A military police leads a detection dog around Erawan Shrine. Photo by Straits Times/ NEO XIAOBIN.

A military police leads a detection dog around Erawan Shrine. Photo by Straits Times/ NEO XIAOBIN.


The slaughter of innocent people in Bangkok last week was a shocking event. But its immediate political and social implications are probably limited.

Cleaners and street sweepers of the Bangkok metropolitan services were diligently working at the Ratchaprasong intersection by 11 am on 18 August, according to reports in social media.

This was in close proximity to the Erawan Shrine, where just sixteen hours before a lethal blast had killed twenty-two and injured over one hundred. Whether that meant that the police had sufficient opportunity to secure evidence is uncertain. One BBC reporter, Jonathon Head did report that he had been able to find a bomb fragment three days after the blast.

Asked whether the street cleaning was premature, Bangkok governor MR Sukhumbhand Paribatra replied that as the government did not specifically prohibit cleaning following the explosion, it was performed as normal.

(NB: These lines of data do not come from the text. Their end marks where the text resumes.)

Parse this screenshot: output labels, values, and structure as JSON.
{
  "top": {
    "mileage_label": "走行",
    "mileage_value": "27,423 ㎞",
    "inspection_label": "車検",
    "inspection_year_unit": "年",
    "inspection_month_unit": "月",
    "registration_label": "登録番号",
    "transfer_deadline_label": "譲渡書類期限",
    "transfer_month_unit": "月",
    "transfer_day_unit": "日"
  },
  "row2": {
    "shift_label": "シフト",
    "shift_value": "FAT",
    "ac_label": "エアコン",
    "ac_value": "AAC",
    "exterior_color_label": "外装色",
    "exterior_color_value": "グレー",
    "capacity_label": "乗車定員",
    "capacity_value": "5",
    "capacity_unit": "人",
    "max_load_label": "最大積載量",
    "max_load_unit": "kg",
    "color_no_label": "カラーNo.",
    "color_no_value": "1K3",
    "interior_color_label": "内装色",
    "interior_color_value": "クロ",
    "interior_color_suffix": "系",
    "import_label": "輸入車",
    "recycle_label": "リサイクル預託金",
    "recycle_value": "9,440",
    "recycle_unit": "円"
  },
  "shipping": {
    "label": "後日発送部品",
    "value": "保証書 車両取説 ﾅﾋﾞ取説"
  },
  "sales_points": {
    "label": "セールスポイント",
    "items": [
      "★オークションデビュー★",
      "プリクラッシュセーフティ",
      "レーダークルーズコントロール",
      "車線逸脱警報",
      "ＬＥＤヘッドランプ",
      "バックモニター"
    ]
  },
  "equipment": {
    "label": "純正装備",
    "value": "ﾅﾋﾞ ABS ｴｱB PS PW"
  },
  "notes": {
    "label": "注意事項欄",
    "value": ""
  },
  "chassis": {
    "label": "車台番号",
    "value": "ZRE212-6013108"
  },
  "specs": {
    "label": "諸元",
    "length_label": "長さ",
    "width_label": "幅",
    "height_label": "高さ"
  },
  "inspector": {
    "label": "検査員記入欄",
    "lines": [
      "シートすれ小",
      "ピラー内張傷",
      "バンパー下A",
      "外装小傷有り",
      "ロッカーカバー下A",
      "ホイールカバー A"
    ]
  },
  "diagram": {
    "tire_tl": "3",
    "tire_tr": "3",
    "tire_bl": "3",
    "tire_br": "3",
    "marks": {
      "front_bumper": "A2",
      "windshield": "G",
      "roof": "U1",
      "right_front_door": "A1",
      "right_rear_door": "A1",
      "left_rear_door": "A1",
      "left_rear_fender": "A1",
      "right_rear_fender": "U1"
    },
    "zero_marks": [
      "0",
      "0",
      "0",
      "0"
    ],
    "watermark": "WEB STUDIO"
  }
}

Cleaning up and moving on after street violence is something Thais have done often. In an illuminating piece in the Asian Correspondent, Matthew Phillips notes that Bangkok’s periodic outbreaks of domestic politically-motivated violence date as far back as the Cold War and as recently as 2014.

In their aftermath, Thai people across the political spectrum have accepted the duty of presenting to foreigners an image of a beautiful, refined and welcoming ‘land of smiles’ as a personal obligation. Furthermore, the grim reality is that political violence over the past decade has overwhelmed the Thai justice system.

Deaths remain unexplained, killers at large and unaccountable, sometimes merely referred to as the “mue thi sam” or the “third hand”. Public expectations for justice remain commensurately low.

So while the deaths of Chinese, Malaysians and other foreign nationals might complicate the governments’ goal of rapid normalisation, only a marked uptick in foreign involvement will prevent the process of therapeutic amnesia from kicking in.

Unless this blast is followed by more like it, the early signs are that will not happen.

The scale of loss of life, while significant, appears unlikely to garner the level of intense foreign government attention that the 2002 Bali bombings did, with its killing of 88 Australians on Indonesian soil. Four Chinese nationals did die in the Bangkok blast, prompting the recall of the Chinese ambassador for consultations.

But it’s not clear that China will push Thailand as hard as it did in 2011, when 13 Chinese crew on board a ship in the Mekong were murdered. In the aftermath of that violence, China sought joint river patrols in Thai territory. This proposal was ultimately rejected, an interesting indication of the limits of China’s growing, albeit not unlimited, influence.

There are also few early indications that the Thai military government will seek to use this incident to switch from its current ‘reform’ narrative to a ‘national security’ narrative. Hence the blasts’ domestic political implications probably lie mainly in its longer term economic impact.

Here the blast comes at a bad time, with the economy performing poorly and the government under pressure to replace its economic ministers. Tourism and its associated investment contributes as much as a fifth of Thai GDP by some estimates.

Against a backdrop of declining manufacturing and primary exports, tourism is overall becoming more important. The attack has had an immediate impact on tour bookings, but the question is whether tourism will recover to pre-blast levels.

The Chinese tourist deaths are particularly unfortunate, because in the wake of the 2014 coup Western tourism has fallen and tour groups from China have been of greater importance. Falling tourism and potentially lower domestic consumer confidence is all bad news for the economy, and therefore the government’s popularity. Certainly the military government’s self-proclaimed goal of “returning the Thai smile” is not getting any easier.

Finally, there is the unquantifiable symbolic impact of the attack having occurred on an immensely popular Hindu shrine. The smashing of the Erawan statue by a mentally-disturbed man in March 2006 was seen as an ill-omen for the then Thaksin government and a precursor to its fall in the 19 September coup d’etat.

What its damage in the recent blast might mean for the current government is impossible to guess.

Greg Raymond is a research associate at the Coral Bell School of Asia Pacific Affairs, The Australian National University. His PhD thesis on Thailand’s strategic culture is currently under examination.